Well, we certainly live in the future: The Associated Press is reporting that one of the women who received a transplanted womb last year has since given birth. Her baby boy, while premature, is reportedly healthy.

The mother is 36, and was born without a uterus. Her donated organ came from a close family friend -- a 61-year-old woman who'd already had two children of her own and gone through menopause. From the AP:

The recipient has had to take three medicines to prevent her body from rejecting the new organ. About six weeks after the transplant, she got her menstrual period - a sign the womb was healthy.
After one year, when doctors were confident the womb was working well, they transferred a single embryo created in a lab dish using the woman's eggs and her partner's sperm.
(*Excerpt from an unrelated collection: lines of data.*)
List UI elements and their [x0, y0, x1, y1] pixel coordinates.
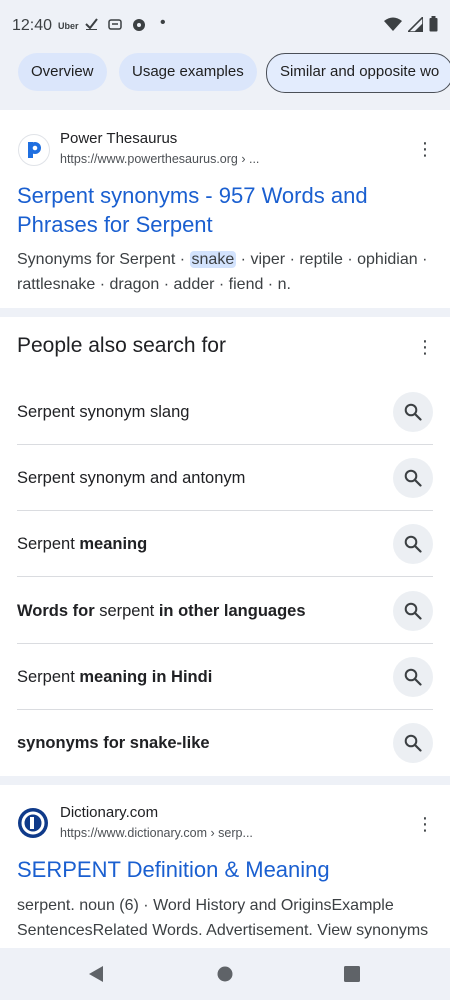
back-icon[interactable]	[87, 965, 105, 988]
related-search-item[interactable]: Serpent synonym slang	[0, 379, 450, 445]
related-search-text-part: in other languages	[158, 601, 306, 620]
snippet-text-pre: Synonyms for Serpent ·	[17, 251, 190, 268]
search-icon[interactable]	[393, 458, 433, 499]
section-divider	[0, 100, 450, 110]
related-search-item[interactable]: Serpent synonym and antonym	[0, 445, 450, 512]
more-options-icon[interactable]: ⋮	[416, 140, 434, 158]
powerthesaurus-logo	[18, 134, 50, 166]
section-divider	[0, 776, 450, 785]
uber-notification-icon: Uber	[58, 21, 79, 31]
status-time: 12:40	[12, 17, 53, 34]
chip-usage-examples[interactable]: Usage examples	[119, 53, 257, 91]
site-name: Dictionary.com	[60, 804, 159, 821]
snippet-highlight: snake	[189, 251, 237, 268]
status-icons	[384, 14, 438, 37]
related-search-text-part: meaning in Hindi	[79, 667, 213, 686]
related-search-item[interactable]: Words for serpent in other languages	[0, 578, 450, 644]
status-bar: 12:40 Uber •	[0, 0, 450, 50]
navigation-bar	[0, 948, 450, 1000]
related-search-text-part: Serpent synonym slang	[17, 403, 190, 421]
battery-icon	[429, 16, 438, 37]
more-options-icon[interactable]: ⋮	[416, 815, 434, 833]
related-search-item[interactable]: Serpent meaning in Hindi	[0, 644, 450, 710]
related-search-text: Serpent synonym slang	[17, 379, 189, 445]
related-search-text-part: Serpent	[17, 667, 80, 686]
related-search-text-part: meaning	[79, 535, 148, 554]
result-snippet: Synonyms for Serpent · snake · viper · r…	[17, 247, 437, 297]
search-icon[interactable]	[393, 656, 433, 697]
search-icon[interactable]	[393, 590, 433, 631]
chip-overview[interactable]: Overview	[18, 53, 107, 91]
dictionary-logo	[18, 808, 48, 838]
search-icon[interactable]	[393, 524, 433, 565]
message-notification-icon	[108, 19, 122, 33]
related-search-text: Words for serpent in other languages	[17, 578, 306, 644]
related-search-item[interactable]: synonyms for snake-like	[0, 710, 450, 776]
search-icon[interactable]	[393, 723, 433, 763]
result-title-link[interactable]: SERPENT Definition & Meaning	[17, 855, 417, 884]
related-search-text: Serpent meaning	[17, 511, 147, 577]
result-title-link[interactable]: Serpent synonyms - 957 Words and Phrases…	[17, 181, 417, 239]
site-url: https://www.dictionary.com › serp...	[60, 826, 253, 840]
people-also-search-title: People also search for	[17, 334, 226, 357]
site-url: https://www.powerthesaurus.org › ...	[60, 152, 260, 166]
site-name: Power Thesaurus	[60, 130, 178, 147]
search-icon[interactable]	[393, 392, 433, 432]
filter-chips-row: Overview Usage examples Similar and oppo…	[0, 50, 450, 100]
signal-icon	[406, 14, 424, 37]
related-search-item[interactable]: Serpent meaning	[0, 511, 450, 578]
recents-icon[interactable]	[344, 966, 360, 987]
home-icon[interactable]	[217, 966, 233, 987]
wifi-icon	[384, 17, 402, 37]
section-divider	[0, 308, 450, 317]
result-snippet: serpent. noun (6) · Word History and Ori…	[17, 897, 429, 948]
related-search-text-part: Words for	[17, 601, 95, 620]
related-search-text: Serpent meaning in Hindi	[17, 644, 212, 710]
related-search-text: synonyms for snake-like	[17, 710, 210, 776]
more-notifications-dot: •	[160, 14, 166, 31]
related-search-text-part: serpent	[94, 601, 159, 620]
related-search-text: Serpent synonym and antonym	[17, 445, 245, 511]
more-options-icon[interactable]: ⋮	[416, 338, 434, 356]
related-search-text-part: Serpent	[17, 535, 80, 554]
chip-similar-and-opposite[interactable]: Similar and opposite wo	[266, 53, 450, 93]
chat-notification-icon	[132, 18, 147, 34]
related-search-text-part: Serpent synonym and antonym	[17, 469, 246, 488]
related-search-text-part: synonyms for snake-like	[17, 734, 210, 752]
checkmark-notification-icon	[85, 18, 98, 33]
The mother's doctor, Mats Brannstrom of the University of Gothenburg in Sweden, reported in January that he'd performed nine uterine transplants. Surrogacy isn't legal in Sweden, so for these nine women -- who had either been born without a uterus or had lost them to cervical cancer -- a risky, uncharted transplant was the only way to have their own biological children.

All previous attempts at transplantation had failed, and this child represents the first-ever birth from such a procedure. The baby, Brannstrom told the AP, is "fantastic." Brannstorm tells the AP that two of his other patients are pregnant as well, and at least 25 weeks along.

More details on the case will be published soon in Lancet.